I've had the discussion about sampling rates numerous times, and had even done the math to show what I believed to be correct. But as I said above, what I believed was not what the Nyquist Sampling Theorem actually says.
I always heard talk of the Nyquist limit, that being half of the sampling rate. That's not the whole picture. In my own calculations I saw trouble if a signal was right at the half-way point (like encoding a 24kHz sine wave at 48kHz), or if there was any harmonic content above the limit.
Turns out Nyquist had already accounted for these cases, and specifically excludes them from the theory. From Wikipedia, "the theorem shows that a bandlimited analog signal can be perfectly reconstructed from an infinite sequence of samples if the sampling rate exceeds 2B samples per second, where B is the highest frequency of the original signal." There's a lot of information in that little blurb. One, the sampling rate must exceed twice the highest frequency. So the 24kHz wave can't be perfectly reconstructed if you sample it 48,000 times a second, it must exceed 48k. The other, the signal must be bandlimited. That means the signal must contain no content at or above half the sampling rate.
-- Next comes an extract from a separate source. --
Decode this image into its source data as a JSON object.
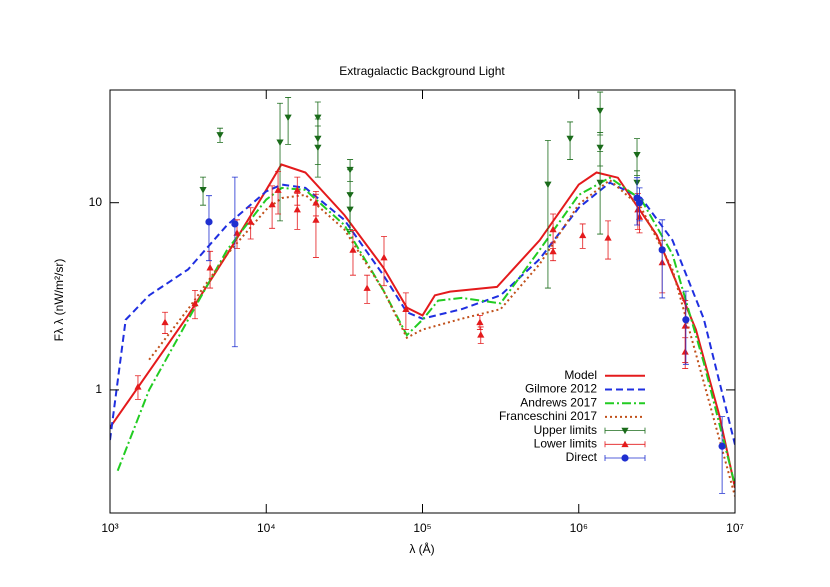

So my test of a saw wave at 10k, was not valid. I picked that waveform because of it's harmonic content so there'd be something to hear in the upper octaves. It contains both even and odd harmonics. But that means the 10k fundamental had considerable content at 20k, 30k, 40k, and beyond. The first odd harmonic (30k) had already exceeded the limits of what the Sampling Theorem stipulated.
What happens when you have content beyond the Nyquist limit when sampling, is you get strange aliasing artifacts. It's a 1D interference pattern, you get peaks where they shouldn't be. Choose a different sampling rate and you get a completely different pattern of bad data, but it all sounds similar enough to saw-tooth harmonics that if you were to play only one sample it'd seem reasonable enough that what you were hearing was right. But when you sample exactly the same data at a different rate and get you get different harmonic content. It's obvious something is wrong.
So yeah, my ABX trial was fine, the data I was testing was produced by a incorrect premise. I'm trying to come up with a valid trial, but I need a lot of harmonic content to be audible, but can't have any of it reach or exceed 24kHz.